Cette relation se manifeste concrètement dans les ratios d'erreurs : les élèves maîtrisant bien la structure (niveaux M/E) produisent en moyenne 0.45 erreurs par 100 mots, contre 1.24 pour ceux ayant des difficultés structurelles (niveau I). Ces observations suggèrent qu'en aidant nos élèves à mieux structurer leur pensée, nous favorisons également la qualité de leur expression écrite — un autre argument en faveur d'une approche qui réduit la charge cognitive pour permettre un meilleur traitement de l'information.
Ces corrélations, bien que significatives, doivent être interprétées avec prudence étant donné la taille modeste de l'échantillon et le contexte spécifique de l'étude (première session, automne 2024). Néanmoins, l'émergence récurrente de ces liens entre structure et qualité linguistique d'un trimestre à l'autre suggère une piste pédagogique souvent négligée : plutôt que de multiplier les exercices de grammaire, nous gagnerions peut-être à mettre l'accent sur l'organisation des idées. Une pensée claire et bien structurée semble naturellement se traduire par des phrases plus cohérentes et mieux construites.
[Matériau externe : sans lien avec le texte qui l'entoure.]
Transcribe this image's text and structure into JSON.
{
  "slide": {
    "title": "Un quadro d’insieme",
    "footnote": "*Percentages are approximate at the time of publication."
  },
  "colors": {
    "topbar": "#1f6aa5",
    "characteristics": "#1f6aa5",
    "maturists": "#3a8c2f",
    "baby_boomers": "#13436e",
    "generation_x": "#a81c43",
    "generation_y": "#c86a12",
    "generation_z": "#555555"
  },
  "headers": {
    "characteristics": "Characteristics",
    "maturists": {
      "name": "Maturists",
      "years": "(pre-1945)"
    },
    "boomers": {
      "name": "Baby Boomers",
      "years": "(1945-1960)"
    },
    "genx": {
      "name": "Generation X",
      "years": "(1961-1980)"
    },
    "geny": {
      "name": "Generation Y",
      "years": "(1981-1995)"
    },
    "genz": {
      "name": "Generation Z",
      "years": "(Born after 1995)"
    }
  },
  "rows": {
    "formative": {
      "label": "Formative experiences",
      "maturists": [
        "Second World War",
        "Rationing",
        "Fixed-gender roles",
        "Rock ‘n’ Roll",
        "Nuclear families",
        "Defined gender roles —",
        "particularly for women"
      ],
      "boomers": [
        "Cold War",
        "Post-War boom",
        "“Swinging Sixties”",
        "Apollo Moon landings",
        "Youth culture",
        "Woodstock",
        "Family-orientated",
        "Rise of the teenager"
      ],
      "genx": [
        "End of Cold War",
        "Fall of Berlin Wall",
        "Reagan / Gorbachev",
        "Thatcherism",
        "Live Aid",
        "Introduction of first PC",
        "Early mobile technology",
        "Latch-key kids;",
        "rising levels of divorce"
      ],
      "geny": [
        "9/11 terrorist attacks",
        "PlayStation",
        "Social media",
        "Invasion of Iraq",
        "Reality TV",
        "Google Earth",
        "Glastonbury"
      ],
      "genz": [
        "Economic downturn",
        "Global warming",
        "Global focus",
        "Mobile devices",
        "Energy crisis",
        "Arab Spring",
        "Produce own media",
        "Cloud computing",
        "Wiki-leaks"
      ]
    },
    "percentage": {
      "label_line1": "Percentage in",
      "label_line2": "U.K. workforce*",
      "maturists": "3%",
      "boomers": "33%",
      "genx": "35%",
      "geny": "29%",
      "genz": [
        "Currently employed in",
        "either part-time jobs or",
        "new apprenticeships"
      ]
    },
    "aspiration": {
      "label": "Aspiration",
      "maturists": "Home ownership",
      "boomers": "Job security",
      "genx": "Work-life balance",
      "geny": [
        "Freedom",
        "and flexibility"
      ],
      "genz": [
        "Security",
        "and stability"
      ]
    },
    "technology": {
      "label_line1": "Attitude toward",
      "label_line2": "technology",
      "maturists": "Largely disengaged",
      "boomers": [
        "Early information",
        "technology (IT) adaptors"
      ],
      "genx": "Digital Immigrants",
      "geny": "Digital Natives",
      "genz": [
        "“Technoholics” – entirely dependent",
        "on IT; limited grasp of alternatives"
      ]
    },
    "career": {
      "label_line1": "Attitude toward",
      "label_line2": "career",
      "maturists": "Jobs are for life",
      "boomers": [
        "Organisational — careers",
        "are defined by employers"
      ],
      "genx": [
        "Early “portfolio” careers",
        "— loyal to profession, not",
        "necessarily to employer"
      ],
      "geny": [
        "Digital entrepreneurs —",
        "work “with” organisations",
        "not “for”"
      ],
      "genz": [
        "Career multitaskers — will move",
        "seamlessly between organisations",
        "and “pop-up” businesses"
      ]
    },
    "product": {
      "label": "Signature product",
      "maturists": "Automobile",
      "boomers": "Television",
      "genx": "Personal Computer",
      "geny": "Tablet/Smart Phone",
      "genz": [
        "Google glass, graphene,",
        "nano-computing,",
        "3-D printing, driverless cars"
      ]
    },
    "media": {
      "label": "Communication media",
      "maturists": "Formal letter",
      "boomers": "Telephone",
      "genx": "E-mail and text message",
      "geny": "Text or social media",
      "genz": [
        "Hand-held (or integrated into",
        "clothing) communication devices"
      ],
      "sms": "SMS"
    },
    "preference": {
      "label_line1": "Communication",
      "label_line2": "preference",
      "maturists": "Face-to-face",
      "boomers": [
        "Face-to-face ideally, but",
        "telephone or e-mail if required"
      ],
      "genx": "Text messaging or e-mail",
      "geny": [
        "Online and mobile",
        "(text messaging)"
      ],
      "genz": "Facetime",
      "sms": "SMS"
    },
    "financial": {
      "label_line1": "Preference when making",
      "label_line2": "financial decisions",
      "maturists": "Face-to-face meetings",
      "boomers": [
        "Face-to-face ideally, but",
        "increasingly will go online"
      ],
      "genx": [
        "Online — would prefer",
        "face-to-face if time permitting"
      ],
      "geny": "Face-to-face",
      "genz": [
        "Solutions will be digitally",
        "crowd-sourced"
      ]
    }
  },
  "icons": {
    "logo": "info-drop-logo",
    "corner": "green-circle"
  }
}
Et tout commencer avec des stratégies adéquates.
Cette observation rejoint d'ailleurs les conclusions de Chanquoy et al. sur l'importance de libérer des ressources cognitives : quand les élèves n'ont plus à consacrer toute leur énergie mentale à l'organisation de leurs idées, ils peuvent accorder plus d'attention à la qualité de leur expression. La clarté syntaxique apparaît ainsi comme une conséquence naturelle d'une pensée bien organisée plutôt que comme le simple résultat d'une maîtrise technique des règles grammaticales.
Au-delà du cours de littérature
La prise en compte de la charge cognitive dans l'enseignement de la littérature n'est pas seulement une question d'efficacité pédagogique, c'est aussi un moyen essentiel de permettre à nos élèves de développer une véritable appréciation des textes et de s'engager pleinement dans une réflexion critique et créative sur les œuvres.
Cette approche structurée produit des effets durables qui dépassent le cadre du cours initial. Les élèves qui ont développé une méthode de travail efficace en gestion de leur charge cognitive sont mieux équipés pour affronter les défis croissants de la séquence en littérature. Non seulement ils ont acquis des stratégies concrètes, mais ils ont aussi développé une meilleure conscience de leur processus d'apprentissage — une compétence métacognitive essentielle pour leur réussite future.
[Publié le 6 décembre 2024 | révisé le 12 décembre 2024]
Références :
Chanquoy, L., Tricot, A., & Sweller, J. (2007). La charge cognitive : théorie et applications. Armand Colin. p. 163
Bonjour Grégoire,
Qu'est-ce que "analyser l'énoncé" (en 2e dans le schéma des stratégies)? De quel genre d'énoncé s'agit-il?